Er zijn wat mij betreft vier dingen waarin wij veel van de kerkhervormer Maarten Luther kunnen leren: zijn liefde voor Gods Woord, zijn ijver voor Gods zaak, zijn vertrouwen in aanvechting en zijn ootmoed in levensheiliging. Daarin vertoont hij overeenkomst met de apostel Paulus en onze hoogste Profeet en Leraar, de Heere Jezus Christus.
Liefde voor Gods Woord
Wie Luther leest, komt onder de indruk van zijn diepe eerbied voor Gods Woord. Daaraan klemt hij zich door alles heen vast.
In één van zijn tafelgesprekken zegt hij: „Wel vecht de satan mij soms aan met zijn bijtende vraag: Denk je dan alleen het Woord van God recht te verstaan? Begrijpen al die anderen er niets van? Al wat sinds jaren in de kerk werd geloofd en verkondigd, dat werp je om als verkeerd en je komt met een nieuwe leer… In zulk een strijd moet men vast in de schoenen staan en ten volle overtuigd zijn, dat wat men leert Gods eigen Woord en de eeuwige waarheid is en al wat die waarheid weerspreekt is van de duivel…”
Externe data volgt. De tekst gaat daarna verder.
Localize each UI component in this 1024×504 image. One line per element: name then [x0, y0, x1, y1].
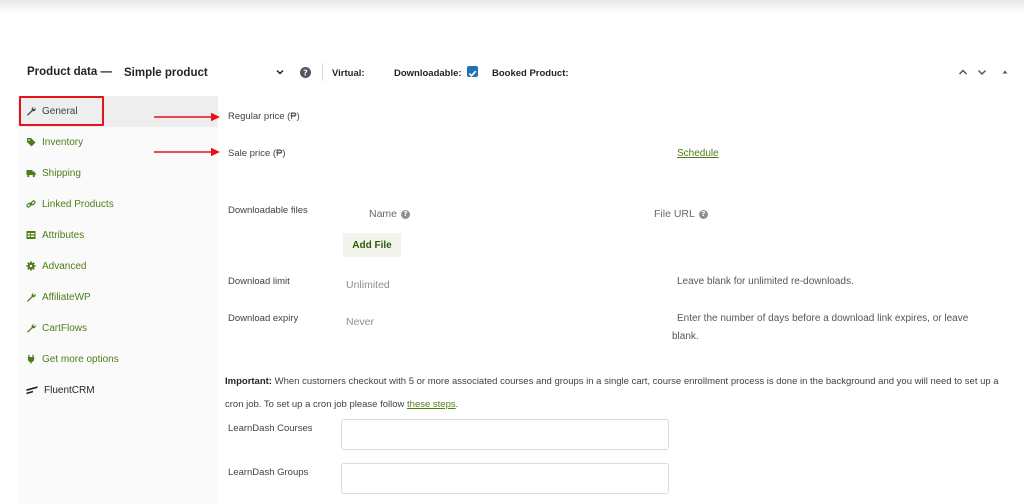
learndash-courses-select[interactable] [341, 419, 669, 450]
notice-end: . [455, 399, 459, 410]
toggle-panel-icon[interactable] [999, 66, 1011, 78]
tab-inventory[interactable]: Inventory [26, 134, 83, 150]
truck-icon [26, 170, 36, 178]
column-label: File URL [654, 208, 695, 220]
tab-attributes[interactable]: Attributes [26, 227, 84, 243]
regular-price-input[interactable] [345, 108, 665, 126]
chevron-down-icon[interactable] [274, 66, 286, 78]
svg-text:?: ? [303, 68, 308, 77]
header-divider [322, 63, 323, 81]
download-expiry-description-line-1: Enter the number of days before a downlo… [677, 313, 969, 324]
download-expiry-input[interactable] [346, 314, 646, 330]
fluentcrm-icon [26, 386, 38, 395]
wrench-icon [27, 324, 36, 333]
annotation-highlight-box [19, 96, 104, 126]
virtual-label[interactable]: Virtual: [332, 68, 365, 79]
files-column-url: File URL ? [654, 208, 708, 220]
annotation-arrow-icon [154, 147, 220, 157]
chevron-up-icon[interactable] [957, 66, 969, 78]
add-file-button[interactable]: Add File [343, 233, 401, 257]
link-icon [26, 200, 36, 208]
wrench-icon [27, 293, 36, 302]
these-steps-link[interactable]: these steps [407, 399, 456, 410]
download-expiry-description-line-2: blank. [672, 331, 699, 342]
downloadable-label[interactable]: Downloadable: [394, 68, 462, 79]
booked-product-label[interactable]: Booked Product: [492, 68, 569, 79]
schedule-link[interactable]: Schedule [677, 148, 719, 159]
product-type-select[interactable]: Simple product [124, 67, 208, 79]
tag-icon [27, 138, 36, 147]
tab-label: Get more options [42, 353, 119, 365]
tab-get-more-options[interactable]: Get more options [26, 351, 119, 367]
tab-label: FluentCRM [44, 384, 95, 396]
download-limit-label: Download limit [228, 276, 290, 287]
checkmark-icon [468, 70, 477, 77]
sale-price-input[interactable] [345, 145, 665, 163]
help-icon[interactable]: ? [698, 209, 708, 219]
learndash-groups-label: LearnDash Groups [228, 467, 309, 478]
downloadable-files-label: Downloadable files [228, 205, 308, 216]
product-data-title: Product data — [27, 66, 112, 78]
tab-linked-products[interactable]: Linked Products [26, 196, 114, 212]
tab-label: Linked Products [42, 198, 114, 210]
download-limit-input[interactable] [346, 277, 646, 293]
tab-shipping[interactable]: Shipping [26, 165, 81, 181]
tab-label: Advanced [42, 260, 87, 272]
downloadable-checkbox[interactable] [467, 66, 478, 77]
table-icon [26, 231, 36, 239]
top-shadow-bar [0, 0, 1024, 14]
tab-affiliatewp[interactable]: AffiliateWP [26, 289, 91, 305]
help-icon[interactable]: ? [300, 67, 311, 78]
tab-label: CartFlows [42, 322, 88, 334]
gear-icon [26, 261, 36, 271]
annotation-arrow-icon [154, 112, 220, 122]
tab-label: Inventory [42, 136, 84, 148]
download-limit-description: Leave blank for unlimited re-downloads. [677, 276, 854, 287]
tab-fluentcrm[interactable]: FluentCRM [26, 382, 95, 398]
column-label: Name [369, 208, 398, 220]
tab-label: Shipping [42, 167, 81, 179]
tab-label: Attributes [42, 229, 85, 241]
chevron-down-icon[interactable] [976, 66, 988, 78]
tab-advanced[interactable]: Advanced [26, 258, 86, 274]
help-icon[interactable]: ? [401, 209, 411, 219]
tab-label: AffiliateWP [42, 291, 91, 303]
regular-price-label: Regular price (₱) [228, 111, 300, 122]
cron-notice: Important: When customers checkout with … [225, 370, 1015, 416]
notice-strong: Important: [225, 376, 272, 387]
tab-cartflows[interactable]: CartFlows [26, 320, 87, 336]
learndash-courses-label: LearnDash Courses [228, 423, 313, 434]
sale-price-label: Sale price (₱) [228, 148, 286, 159]
download-expiry-label: Download expiry [228, 313, 299, 324]
plugin-icon [27, 354, 35, 364]
notice-text: When customers checkout with 5 or more a… [225, 376, 999, 410]
files-column-name: Name ? [369, 208, 411, 220]
learndash-groups-select[interactable] [341, 463, 669, 494]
In Gods Woord had Luther vrede gevonden door het geloof alleen. Die herontdekking was voor hem zo fundamenteel, dat hij in een preek zegt: „Het geloof alleen, zonder de werken, maakt rechtvaardig voor God. (…) Al zouden alle duivels en de hele wereld erop aanvallen en van woede barsten – dan is het nog waar!”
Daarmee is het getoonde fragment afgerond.